Marine insurance or the one that protects cargo transport is a facilitator of international trade and a very cost-effective resilience tool, but even so, it has not managed to increase its participation in the Latin American economy. But there will always be opportunities for growth if brokers and insurers manage to figure out how to position the value offer of transport insurance, as a determining factor in the implementation of business continuity, competitiveness and sustainability strategies for their policyholders.

In Latin America, trade flows have increased about 17% and the container movements in TEUs by 33% in the last decade. Despite this expansion of cargo movement, the penetration of cargo insurance as a percentage of GDP has fallen constantly in the biggest countries of the region.

The claims rate at the end of 2020 was still comparable to that in 2010. However, the commoditization of cargo insurance might be the reason why cargo insurance penetration is comparatively low. This is a phenomenon which has been diagnosed in several round table events ALSUM has hosted. It holds that pricing is the main factor of negotiation by the insureds, underestimating the brokers’ and insurers’ efforts to differentiate their services and add value.

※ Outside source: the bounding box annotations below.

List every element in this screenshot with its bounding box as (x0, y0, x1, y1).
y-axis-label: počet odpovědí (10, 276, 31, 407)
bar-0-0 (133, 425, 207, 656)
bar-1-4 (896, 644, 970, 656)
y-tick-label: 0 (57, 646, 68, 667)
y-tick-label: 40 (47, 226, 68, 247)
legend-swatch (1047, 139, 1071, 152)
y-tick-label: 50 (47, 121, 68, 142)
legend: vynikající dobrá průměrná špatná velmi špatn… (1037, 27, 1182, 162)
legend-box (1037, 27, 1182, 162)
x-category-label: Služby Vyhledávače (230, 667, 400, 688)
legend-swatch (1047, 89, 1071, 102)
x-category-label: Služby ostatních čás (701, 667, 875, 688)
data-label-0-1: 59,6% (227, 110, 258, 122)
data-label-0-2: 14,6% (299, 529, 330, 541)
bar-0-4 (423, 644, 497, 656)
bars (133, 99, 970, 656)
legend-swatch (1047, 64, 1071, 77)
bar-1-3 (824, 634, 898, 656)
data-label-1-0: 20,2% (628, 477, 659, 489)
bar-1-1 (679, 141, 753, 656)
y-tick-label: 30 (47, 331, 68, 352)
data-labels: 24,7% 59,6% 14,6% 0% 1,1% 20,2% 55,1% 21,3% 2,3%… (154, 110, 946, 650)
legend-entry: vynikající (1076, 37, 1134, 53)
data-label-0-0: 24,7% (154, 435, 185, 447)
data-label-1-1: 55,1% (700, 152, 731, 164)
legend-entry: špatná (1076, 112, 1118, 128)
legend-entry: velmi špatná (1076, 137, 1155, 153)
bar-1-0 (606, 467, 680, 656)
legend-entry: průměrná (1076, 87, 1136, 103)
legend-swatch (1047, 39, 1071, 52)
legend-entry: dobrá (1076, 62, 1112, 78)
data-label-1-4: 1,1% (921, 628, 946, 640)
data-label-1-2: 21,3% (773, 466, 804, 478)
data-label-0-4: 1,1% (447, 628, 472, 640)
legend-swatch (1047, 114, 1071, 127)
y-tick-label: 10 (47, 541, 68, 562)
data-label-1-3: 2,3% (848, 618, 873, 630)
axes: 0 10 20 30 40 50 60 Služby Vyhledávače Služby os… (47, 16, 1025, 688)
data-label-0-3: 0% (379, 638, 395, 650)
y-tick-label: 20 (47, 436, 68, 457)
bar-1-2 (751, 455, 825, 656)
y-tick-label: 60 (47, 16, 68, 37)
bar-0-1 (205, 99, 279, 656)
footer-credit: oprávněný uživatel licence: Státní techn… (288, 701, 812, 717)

As for the quantity or the number of companies that should get cargo insurance policies to grant resilience and continuity of their supply chains in an efficient way, it is necessary to acknowledge that a considerable portion of the economic activity and logistics networks still work with high levels of informality regardless of the important advances in human capital, infrastructure, and ports. Many small and medium-sized companies that contribute a big part of the wealth and economic growth in Latin American countries do not have the capacity to identify their logistics risks, let alone manage them adequately. In this context, it would be useful for governments, trade unions and insurance unions to invest in training strategies which would increase the logistics risks awareness and strengthen the insurance culture within our region.

It is also true that, in order to get more companies to decide to properly insure their cargo, it is necessary for the insurers – with the help of their suppliers – to better identify the current needs of their customers and react with audacity and efficiency to the levels of insurability that insureds need, without sacrificing solvency nor sustainability.

To contribute to the de-commoditization of cargo insurance, and also with a bigger awareness of risks and insurance culture, ALSUM will launch at the end of 2022 a virtual course on fundamentals in cargo and hull insurance for policyholders.